Page 144 of Shots & Echoes

Instead, she laughed with Brooke as they circled back to the blue line, their breathless amusement carrying across the ice like a blade against my skin. Something dark curled inside me at the sound—jealousy, frustration, something I didn’t have the patience to name.

She didn’t look my way. Didn’t acknowledge my voice when I barked out commands. Didn’t react when I pushed the pace harder.

And that stung more than it should have.

“Keep your head up!” I snapped during a drill, watching her weave past defenders like they were nothing. Perfect form. Perfect execution. Perfect fucking indifference.

By the time practice hit a pause for water breaks, I was still standing by the boards, fists clenched at my sides, trying to cool the heat simmering in my blood.

Then she glanced at me. Just for a second.

And in that second, I saw it—saw the flicker of something unsteady in her expression before she shut it down and turned back to Brooke like I wasn’t even there.

Like we hadn’t spent yesterday in the locker room, gasping each other’s names.

I forced a slow breath through my nose, swallowing down the raw, irrational urge to pull her off the ice and remind her exactly what this was.

Why couldn’t she see me?

Why did everything feel different?

Why the fuck did it feel like I was the only one losing my mind over this?

After practice,I stormed into my office, ripped off my skates, and let them hit the rubber floor with a hollow, metallic clatter. The sound echoed in the empty rink, underscoring the frustration coiling tight in my chest. Everyone else had cleared out, leaving behind only silence and the lingering bite of cold air.

But I wasn’t ready to leave.

Without thinking, I pushed to my feet, shoved my hands deep in my pockets, and made my way toward the locker room. My pulse pounded in my throat as I leaned against the wall, jaw tight, waiting.

It wasn’t smooth. It wasn’t calculated. It wasn’t how I operated. But none of this was.

Everything with her felt reckless. Raw.

I needed more than just watching her on the ice, more than stolen moments and fading bruises. I needed her here, in front of me. Close enough to touch. Close enough that she couldn’t ignore the weight of this thing between us.

The seconds stretched, tension twisting tighter inside me.
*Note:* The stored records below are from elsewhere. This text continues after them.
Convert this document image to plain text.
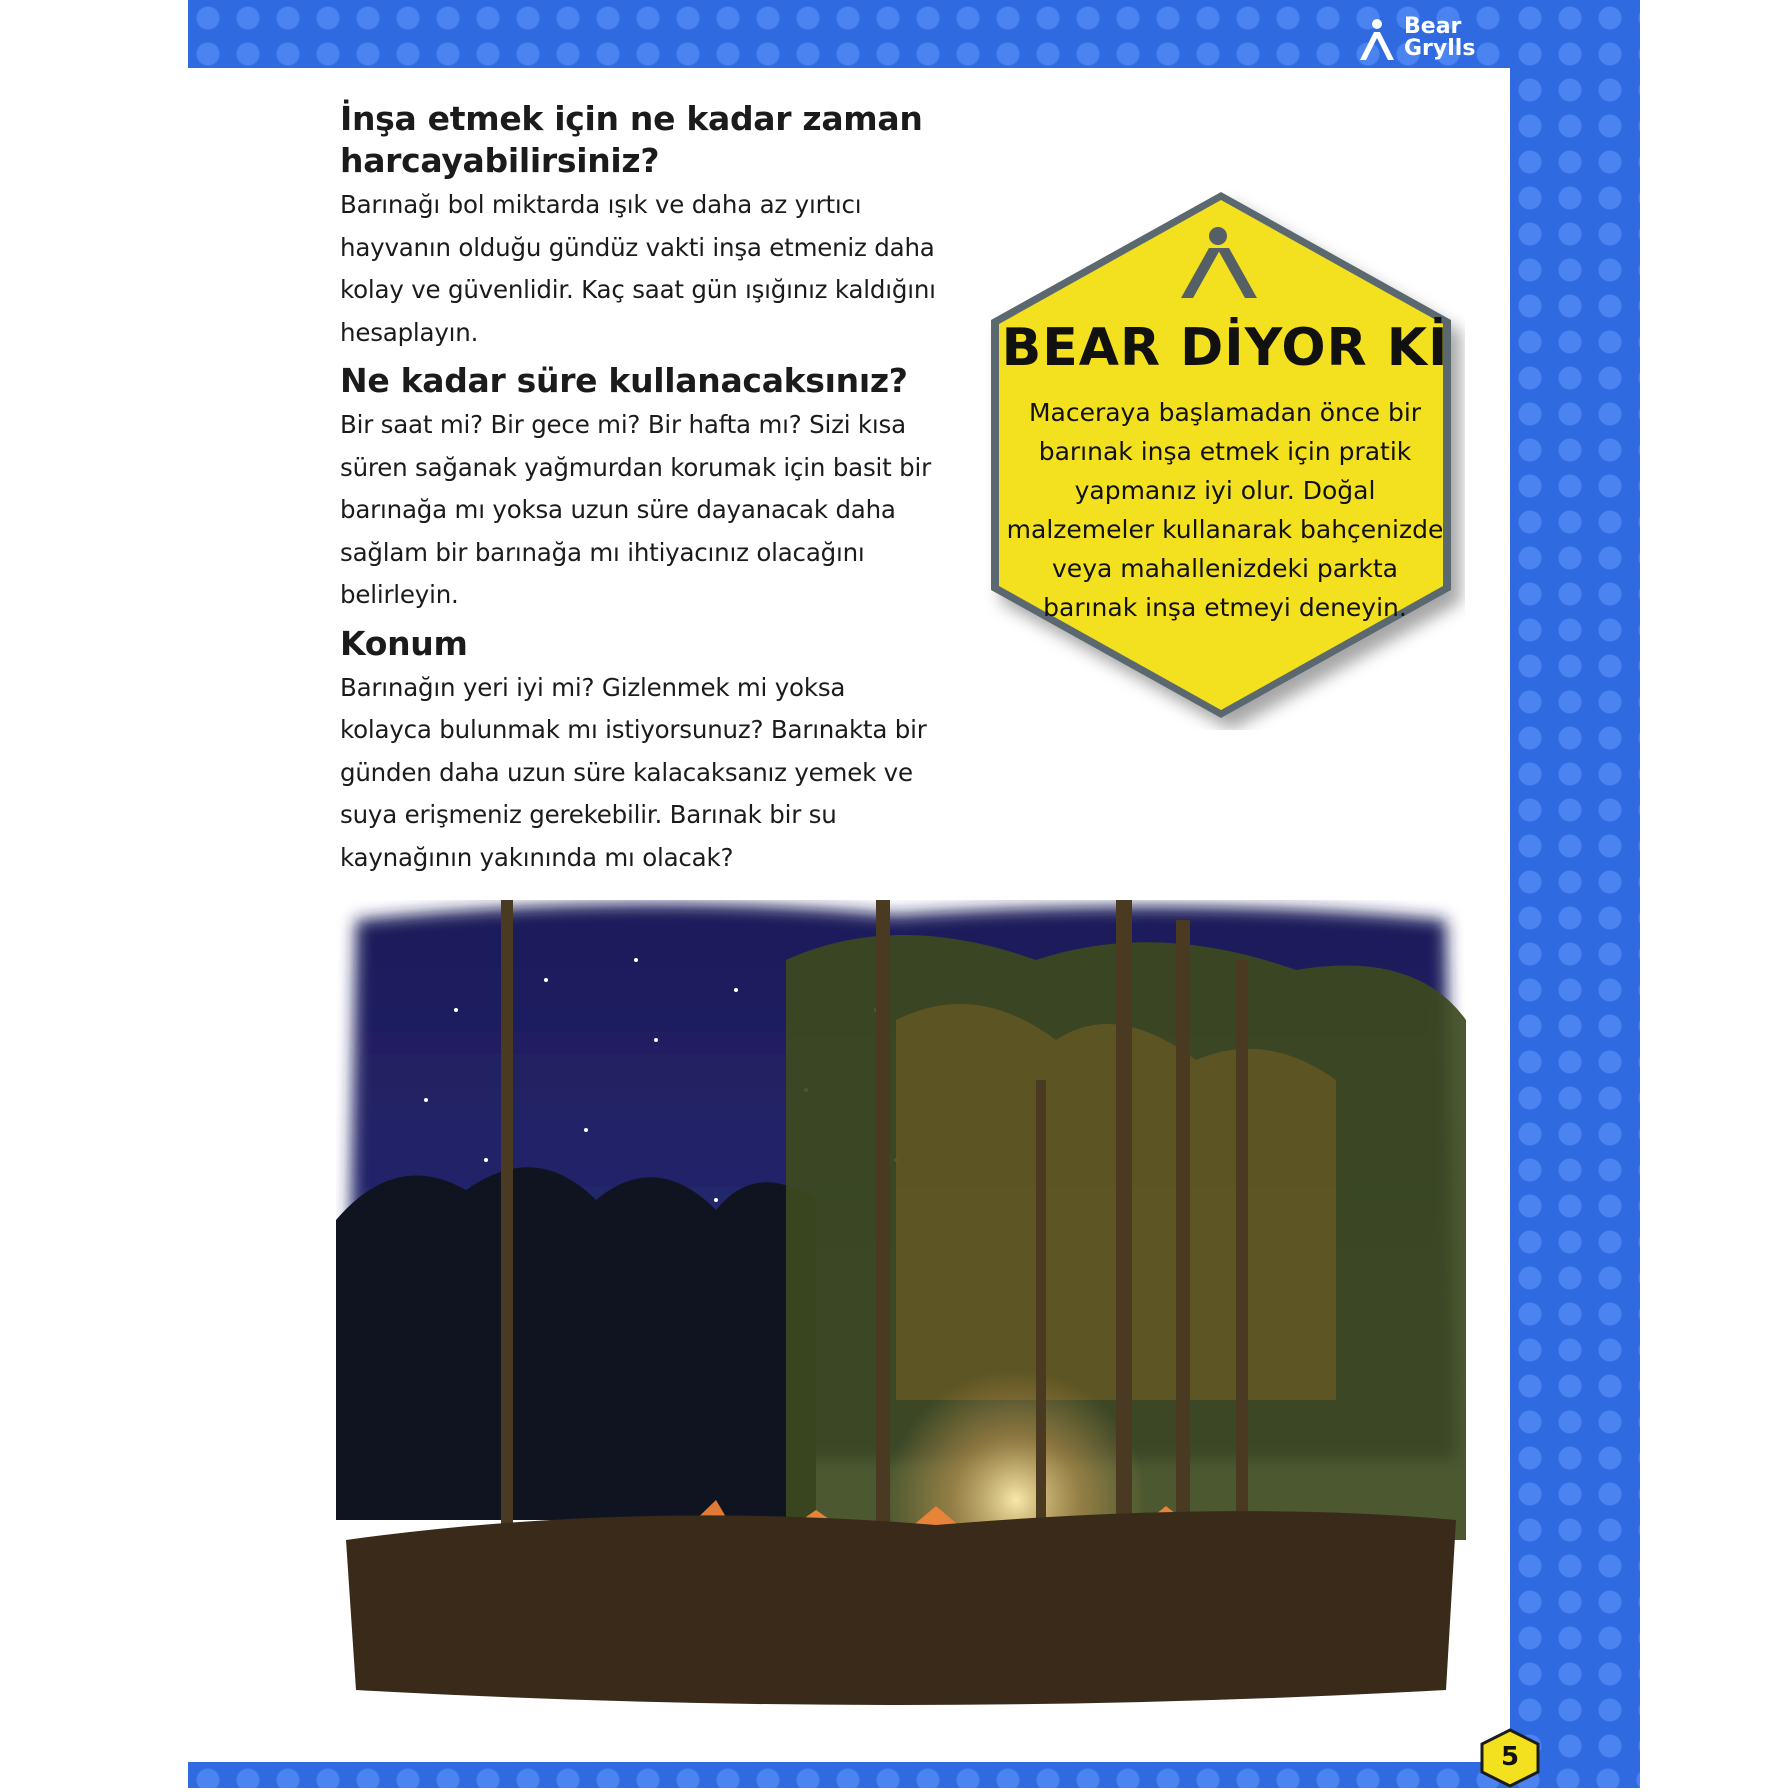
Bear
Grylls
İnşa etmek için ne kadar zaman harcayabilirsiniz?

Barınağı bol miktarda ışık ve daha az yırtıcı hayvanın olduğu gündüz vakti inşa etmeniz daha kolay ve güvenlidir. Kaç saat gün ışığınız kaldığını hesaplayın.

Ne kadar süre kullanacaksınız?

Bir saat mi? Bir gece mi? Bir hafta mı? Sizi kısa süren sağanak yağmurdan korumak için basit bir barınağa mı yoksa uzun süre dayanacak daha sağlam bir barınağa mı ihtiyacınız olacağını belirleyin.

Konum

Barınağın yeri iyi mi? Gizlenmek mi yoksa kolayca bulunmak mı istiyorsunuz? Barınakta bir günden daha uzun süre kalacaksanız yemek ve suya erişmeniz gerekebilir. Barınak bir su kaynağının yakınında mı olacak?

BEAR DİYOR Kİ
Maceraya başlamadan önce bir barınak inşa etmek için pratik yapmanız iyi olur. Doğal malzemeler kullanarak bahçenizde veya mahallenizdeki parkta barınak inşa etmeyi deneyin.
5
I told myself to leave—to be smarter—but then the door swung open.

And there she was.

Iris stepped into the hallway, hair damp, cheeks still flushed from practice, her breathing steady but tired. She paused for a beat, just enough time for me to drink her in—the way loose strands stuck to her skin, the slight drop of her shoulders, the exhaustion wrapped around her like a second jersey.

My chest tightened.

She was beautiful like this—unguarded, stripped down to something real. Not just a player. Not just a competitor.

Mine.

She caught my gaze, hesitating. For a second, I thought she’d keep walking, pretend she didn’t see me. But she didn’t. Instead, she looked away—just for a beat—before a soft flush crept up her throat, betraying her.

She felt it too.

“Hey,” I said, voice rougher than I meant it to be.

Her lips parted slightly, like she wasn’t sure what to say. That hesitance flickered across her face—curiosity, caution, something else lurking beneath the surface.

“Knox,” she murmured, stepping closer.

The air shifted, thick with unspoken words and everything we’d refused to acknowledge.